Economic Inquiry has just accepted my article with @PhilWMagness on income inequality in the United States before the 1940s. We show that the IRS data is of very poor quality and overstates the actual level of inequality #econhist #econtwitter

LINK: papers.ssrn.com/sol3/papers.cf…
We point out that the IRS income data relied on self-reporting in an era of rapidly changing rates and (at high levels) with lax enforcement. This makes the errors of estimation unstable and the levels inaccurate.
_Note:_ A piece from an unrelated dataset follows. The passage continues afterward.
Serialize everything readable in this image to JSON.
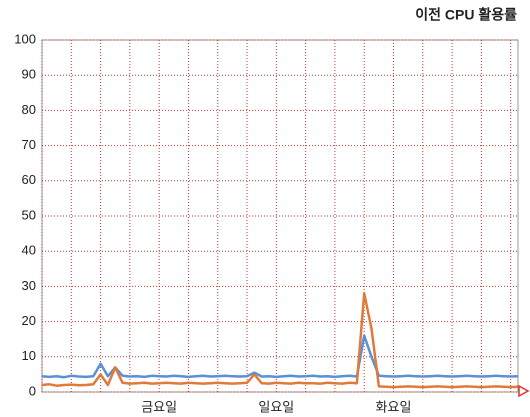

So we used state-level income tax systems that were differently enforced than the IRS (Wisconsin, Delaware, North Carolina, Utah and Minnesota with the 1st two being the most important) to compare IRS-level estimates of inequality.
We find that these states had much high levels of compliance and also saw much larger shares of total income being reported than with the IRS in those states (especially Delaware). (see graph)
We find systematically lower levels of income inequality in Wisconsin than those who relied directly on the IRS data using Piketty-Saez's methodology
In Delaware we find the same thing with the caveat that we also discover that the smoothing methodology used by Piketty-Saez underestimates inequality in 1929-1931
In other states, we find the exact same pattern: the IRS data heavily overstates inequality levels.
When you pile all these together, you can find that the data has a systemic upward bias (and the few years Delaware is understating is a methodological error in the the transformation made by PS and others)
Finally, we also point out that our contribution fits with the great leveling storyline of my personal idols (Peter Lindert and Jeffrey Williamson who have taught me so much). Its just that in our case, the leveling of inequality is from falling K-Gains
@stephenfgordon @wwwojtekk @gabriel_zucman @AlexNowrasteh @m_clem @MarkKoyama @adamgmartin @AlanReynoldsEcn @CorneliusEcon @gabriel_mathy @GimenezRoche @D_Kuehn will probably also like this (I know him and my co-author are not the greatest of friends, but he is going to be interested and worth engaging with).